Пример «Русской весны» и «Союза заключенных» не вполне удачен — все же это не СМИ, а небольшие сетевые проекты нынешних «лимоновцев». Но есть, например, новостной портал «Gazeta.ru», где трудится мой бывший коллега по московскому НБП Сергей Смирнов. Крутыми журналистами стали Дмитрий Жвания (одни из основателей питерского НБП), Алексей Цветков, Елена Боровская, Дмитрий Бахур, Владимир Титов, Игорь Минин (культовые московские партийцы). В провинциальных СМИ работают экс-нацболы Игорь Бойков, Дмитрий Елькин, Яков Горбунов и многие другие. Талантливые люди — талантливы во всем и везде.

— Какой карьеры хотелось бы достичь? Вообще живете по плану, или как повезет?

— Я не люблю слово «карьера», и если бы был озабочен ее построением, то еще в студенческие годы избрал бы другой, более безопасный жизненный путь. В современной России планировать что- либо на годы вперед — крайне неосмотрительно, а еще более неосмотрительно полагаться на «везение». Надо быть верным своим идеалам, остро чувствовать несправедливость и бороться против нее.

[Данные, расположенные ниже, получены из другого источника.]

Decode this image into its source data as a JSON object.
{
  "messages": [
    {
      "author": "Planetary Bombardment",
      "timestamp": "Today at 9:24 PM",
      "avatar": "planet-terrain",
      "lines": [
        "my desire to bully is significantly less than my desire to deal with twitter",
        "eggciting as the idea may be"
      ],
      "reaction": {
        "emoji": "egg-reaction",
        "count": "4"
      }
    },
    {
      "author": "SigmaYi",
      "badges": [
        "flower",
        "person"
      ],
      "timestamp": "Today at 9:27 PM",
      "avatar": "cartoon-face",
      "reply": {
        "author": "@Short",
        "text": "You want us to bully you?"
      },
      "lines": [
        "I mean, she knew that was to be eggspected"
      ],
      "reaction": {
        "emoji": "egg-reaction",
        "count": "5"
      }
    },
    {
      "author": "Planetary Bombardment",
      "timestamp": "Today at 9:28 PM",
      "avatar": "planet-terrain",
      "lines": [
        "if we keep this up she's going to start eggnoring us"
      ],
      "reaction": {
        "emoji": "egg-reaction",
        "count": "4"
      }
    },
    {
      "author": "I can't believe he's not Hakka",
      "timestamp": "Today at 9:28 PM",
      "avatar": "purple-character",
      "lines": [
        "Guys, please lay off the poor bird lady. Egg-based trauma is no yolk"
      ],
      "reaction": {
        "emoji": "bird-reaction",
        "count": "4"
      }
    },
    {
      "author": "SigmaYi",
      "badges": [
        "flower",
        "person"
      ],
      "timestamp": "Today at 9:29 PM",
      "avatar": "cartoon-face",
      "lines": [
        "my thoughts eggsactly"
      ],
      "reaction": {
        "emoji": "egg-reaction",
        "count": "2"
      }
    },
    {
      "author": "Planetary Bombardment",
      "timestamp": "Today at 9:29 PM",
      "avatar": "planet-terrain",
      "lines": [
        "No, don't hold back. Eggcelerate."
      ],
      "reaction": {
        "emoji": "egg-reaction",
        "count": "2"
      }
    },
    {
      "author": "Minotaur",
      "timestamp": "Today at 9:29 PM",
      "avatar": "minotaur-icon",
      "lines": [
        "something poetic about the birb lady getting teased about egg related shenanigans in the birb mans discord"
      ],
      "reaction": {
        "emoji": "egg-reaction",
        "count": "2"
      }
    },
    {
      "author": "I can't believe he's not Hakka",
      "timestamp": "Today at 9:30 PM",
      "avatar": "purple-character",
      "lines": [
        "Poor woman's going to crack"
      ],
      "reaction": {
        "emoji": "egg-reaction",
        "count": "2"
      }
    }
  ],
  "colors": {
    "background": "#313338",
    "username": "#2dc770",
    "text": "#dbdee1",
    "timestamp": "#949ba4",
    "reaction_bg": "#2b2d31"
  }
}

Это и есть жизнь, и ничего интереснее быть не может.

— Один известный психотерапевт считает, что политически активные люди «застряли» где-то на подростковой фазе взросления. Нет ли такого ощущения? Можно ли вообще с такими доводами согласиться?

— Не хочу опровергать брюзжание легионов «психологов» и «психотерапевтов», которым удобно считать нас вечными подростками. Сохранять свежесть оценок и реакций, не пускать в душу «старческую нежность», не грузить себя рефлексиями — это важно и правильно. Мир во власти яростной юности — это не так уж и плохо. Господство геронтократии — вот это действительно страшно.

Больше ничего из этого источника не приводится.